В «Терезе» Ида Ферье могла еще произвести впечатление. Став любовницей Дюма, она получила уверенность в том, что отныне у нее будет роль в каждой новой пьесе ее друга, прекратила работать над ролями и опустилась «ниже уровня посредственности. Она стала карликовой Дорваль, точно так же как Мелинг[55] был карликовым Фредериком… Она стояла на сцене, некрасиво растопырив слишком длинные руки, и разевала огромный рот для того, чтобы промямлить слова, смысла которых не понимала». Ида представляла серьезную опасность для Дюма. Пока романтики писали для талантливых актеров, им все сходило с рук. Банальная фраза, произнесенная Дорваль, потрясала публику; в устах Иды Ферье она оставалась банальной. Драматургу лучше бороться с великим актером, чем властвовать над посредственностью. Это усложняет жизнь, зато спасает произведение.
Из «Дневника» Фонтана мы узнаем, что частое соавторство Дюма вызывает беспокойство в литературных кругах:
Когда Ида Ферье вторглась в жизнь Дюма, Белль Крельсамер находилась в турне. Она вернулась — и разразились семейные бури. Женщинам, которые не возражали бы против quasi-восточных привычек Дюма, было очень просто жить с ним. Он требовал лишь одного — уважения к своему труду. Во всем остальном он был добр до слабости. С тех пор как у него завелись деньги, он стал кормить своих нынешних любовниц, бывших любовниц, их семьи, своих детей, друзей, соавторов, льстецов. Это составляло целую орду нахлебников, часто неблагодарных. Когда не знали, где пообедать, говорили: «Пойдем к Дюма». Его обычно заставали за работой. На каминной доске лежали последние луидоры, оставшиеся от гонорара.

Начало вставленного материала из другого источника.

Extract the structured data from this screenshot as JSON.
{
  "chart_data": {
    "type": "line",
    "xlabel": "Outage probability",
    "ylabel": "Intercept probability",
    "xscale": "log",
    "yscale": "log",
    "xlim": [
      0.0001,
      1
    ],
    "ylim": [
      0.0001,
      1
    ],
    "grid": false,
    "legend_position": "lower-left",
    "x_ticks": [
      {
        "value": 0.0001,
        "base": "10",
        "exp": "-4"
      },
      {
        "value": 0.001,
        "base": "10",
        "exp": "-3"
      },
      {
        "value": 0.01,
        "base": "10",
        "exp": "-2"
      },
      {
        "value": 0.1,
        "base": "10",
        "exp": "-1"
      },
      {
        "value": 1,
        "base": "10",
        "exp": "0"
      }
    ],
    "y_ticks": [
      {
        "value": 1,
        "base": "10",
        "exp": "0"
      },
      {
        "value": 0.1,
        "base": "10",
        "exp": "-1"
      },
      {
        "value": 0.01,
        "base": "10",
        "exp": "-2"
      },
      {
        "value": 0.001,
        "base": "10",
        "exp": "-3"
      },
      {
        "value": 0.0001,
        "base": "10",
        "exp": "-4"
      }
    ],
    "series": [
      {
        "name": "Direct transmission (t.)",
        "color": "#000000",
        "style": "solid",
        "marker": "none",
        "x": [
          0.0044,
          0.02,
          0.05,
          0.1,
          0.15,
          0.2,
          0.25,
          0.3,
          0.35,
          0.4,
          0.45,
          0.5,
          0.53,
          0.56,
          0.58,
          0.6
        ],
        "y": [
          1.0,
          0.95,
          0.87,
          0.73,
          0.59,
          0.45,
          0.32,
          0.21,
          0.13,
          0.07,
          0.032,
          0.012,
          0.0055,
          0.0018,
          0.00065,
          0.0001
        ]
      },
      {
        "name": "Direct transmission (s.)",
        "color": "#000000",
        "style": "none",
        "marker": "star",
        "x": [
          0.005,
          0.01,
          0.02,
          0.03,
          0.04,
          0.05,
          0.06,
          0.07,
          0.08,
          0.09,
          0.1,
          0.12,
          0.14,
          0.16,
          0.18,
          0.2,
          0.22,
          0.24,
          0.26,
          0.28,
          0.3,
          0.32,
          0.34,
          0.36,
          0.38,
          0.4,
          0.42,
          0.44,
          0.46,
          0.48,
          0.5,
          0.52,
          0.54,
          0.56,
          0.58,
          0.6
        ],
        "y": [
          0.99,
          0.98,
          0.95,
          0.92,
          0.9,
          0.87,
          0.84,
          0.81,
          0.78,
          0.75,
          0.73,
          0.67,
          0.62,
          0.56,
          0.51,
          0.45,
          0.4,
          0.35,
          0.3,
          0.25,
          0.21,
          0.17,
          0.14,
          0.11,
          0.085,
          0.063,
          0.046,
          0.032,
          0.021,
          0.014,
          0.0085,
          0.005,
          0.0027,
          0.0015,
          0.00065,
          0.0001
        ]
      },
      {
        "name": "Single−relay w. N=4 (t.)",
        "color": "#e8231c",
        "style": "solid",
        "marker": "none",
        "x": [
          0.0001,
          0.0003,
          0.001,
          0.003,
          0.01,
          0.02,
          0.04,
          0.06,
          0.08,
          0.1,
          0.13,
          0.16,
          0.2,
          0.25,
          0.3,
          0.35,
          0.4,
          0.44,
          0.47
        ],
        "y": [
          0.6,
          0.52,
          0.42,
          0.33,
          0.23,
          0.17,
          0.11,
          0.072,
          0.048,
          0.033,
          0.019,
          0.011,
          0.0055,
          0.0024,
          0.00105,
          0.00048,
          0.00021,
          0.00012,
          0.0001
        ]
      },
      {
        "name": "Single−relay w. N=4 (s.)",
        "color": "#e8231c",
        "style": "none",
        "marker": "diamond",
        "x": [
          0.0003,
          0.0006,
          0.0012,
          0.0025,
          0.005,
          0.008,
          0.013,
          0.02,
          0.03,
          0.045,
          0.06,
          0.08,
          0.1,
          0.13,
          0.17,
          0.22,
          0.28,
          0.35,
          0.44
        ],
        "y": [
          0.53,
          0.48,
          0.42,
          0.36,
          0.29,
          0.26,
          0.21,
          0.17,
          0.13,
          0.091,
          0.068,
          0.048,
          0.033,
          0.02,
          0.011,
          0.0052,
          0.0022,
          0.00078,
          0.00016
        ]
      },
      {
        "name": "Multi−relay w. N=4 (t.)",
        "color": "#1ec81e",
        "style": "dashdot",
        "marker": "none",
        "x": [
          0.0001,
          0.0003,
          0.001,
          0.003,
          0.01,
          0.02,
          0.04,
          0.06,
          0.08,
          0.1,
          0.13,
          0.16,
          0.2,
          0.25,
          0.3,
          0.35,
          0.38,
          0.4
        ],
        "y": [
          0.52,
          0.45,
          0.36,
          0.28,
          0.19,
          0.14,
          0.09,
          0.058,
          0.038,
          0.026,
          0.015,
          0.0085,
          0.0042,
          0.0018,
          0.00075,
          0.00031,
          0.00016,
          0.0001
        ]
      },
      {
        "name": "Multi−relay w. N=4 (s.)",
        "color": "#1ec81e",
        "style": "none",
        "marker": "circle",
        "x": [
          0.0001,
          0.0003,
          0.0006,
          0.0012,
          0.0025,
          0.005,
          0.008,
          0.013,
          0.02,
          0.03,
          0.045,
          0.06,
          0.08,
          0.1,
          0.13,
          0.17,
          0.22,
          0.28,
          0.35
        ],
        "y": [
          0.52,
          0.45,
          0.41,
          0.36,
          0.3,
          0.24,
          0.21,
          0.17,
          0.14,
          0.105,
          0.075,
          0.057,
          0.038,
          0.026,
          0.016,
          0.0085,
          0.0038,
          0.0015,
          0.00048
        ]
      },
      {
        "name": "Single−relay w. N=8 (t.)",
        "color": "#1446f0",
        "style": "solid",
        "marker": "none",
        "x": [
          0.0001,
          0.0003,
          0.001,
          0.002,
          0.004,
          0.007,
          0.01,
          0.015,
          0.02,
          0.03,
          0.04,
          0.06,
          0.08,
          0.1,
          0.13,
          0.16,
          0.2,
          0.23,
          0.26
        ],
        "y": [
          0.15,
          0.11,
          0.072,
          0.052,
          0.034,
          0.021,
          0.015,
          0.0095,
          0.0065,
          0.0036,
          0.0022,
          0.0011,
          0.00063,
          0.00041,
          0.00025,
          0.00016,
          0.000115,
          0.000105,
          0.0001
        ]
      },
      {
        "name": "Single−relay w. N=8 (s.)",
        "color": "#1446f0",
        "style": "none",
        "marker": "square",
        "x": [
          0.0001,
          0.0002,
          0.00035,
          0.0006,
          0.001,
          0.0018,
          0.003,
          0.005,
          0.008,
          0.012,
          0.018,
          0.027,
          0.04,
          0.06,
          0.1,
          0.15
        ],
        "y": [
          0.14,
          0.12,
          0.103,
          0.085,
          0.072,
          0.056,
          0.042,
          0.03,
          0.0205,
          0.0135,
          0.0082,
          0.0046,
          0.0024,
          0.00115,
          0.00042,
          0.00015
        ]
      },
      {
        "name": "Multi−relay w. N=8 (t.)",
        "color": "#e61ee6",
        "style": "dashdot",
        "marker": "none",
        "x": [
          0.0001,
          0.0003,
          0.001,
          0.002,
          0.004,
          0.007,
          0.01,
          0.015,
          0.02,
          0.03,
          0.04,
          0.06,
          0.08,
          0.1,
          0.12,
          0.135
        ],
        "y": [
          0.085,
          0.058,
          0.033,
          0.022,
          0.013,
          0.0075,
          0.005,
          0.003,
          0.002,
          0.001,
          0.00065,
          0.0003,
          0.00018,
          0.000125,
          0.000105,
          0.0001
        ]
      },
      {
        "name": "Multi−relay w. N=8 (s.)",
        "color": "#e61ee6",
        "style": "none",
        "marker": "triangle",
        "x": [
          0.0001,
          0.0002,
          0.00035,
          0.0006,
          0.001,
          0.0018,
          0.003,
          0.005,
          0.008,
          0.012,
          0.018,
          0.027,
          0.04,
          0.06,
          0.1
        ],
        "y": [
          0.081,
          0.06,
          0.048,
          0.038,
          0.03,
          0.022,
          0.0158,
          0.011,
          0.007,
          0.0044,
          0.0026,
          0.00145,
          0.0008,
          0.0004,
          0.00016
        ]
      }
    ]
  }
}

— Дюма, мне нужны деньги, я их возьму, хорошо?
— Пожалуйста.
— Я верну их вам через неделю.
— Как вам будет угодно.
Он любил устраивать развлечения и участвовать в них. Король Луи-Филипп как-то дал костюмированный бал. Незадолго до карнавала Бокаж и все друзья принялись уговаривать Дюма, который после первых успехов в театре стал набобом от литературы и которому очень нравилась эта роль, в свою очередь, дать бал у себя дома. «У вашего бала, — уверяли друзья, — будут два преимущества: не придут те, кто ходит к королю, и не будет Академии». Препятствие заключалось в том, что в квартире Дюма было всего четыре комнаты, а нужно было пригласить по меньшей мере четыреста человек. К счастью, на той же лестничной площадке пустовала квартира, единственным украшением которой были голубовато-серые обои. Дюма попросил у хозяина дома разрешения использовать ее для праздника и получил согласие. Оставалось только подготовить помещение.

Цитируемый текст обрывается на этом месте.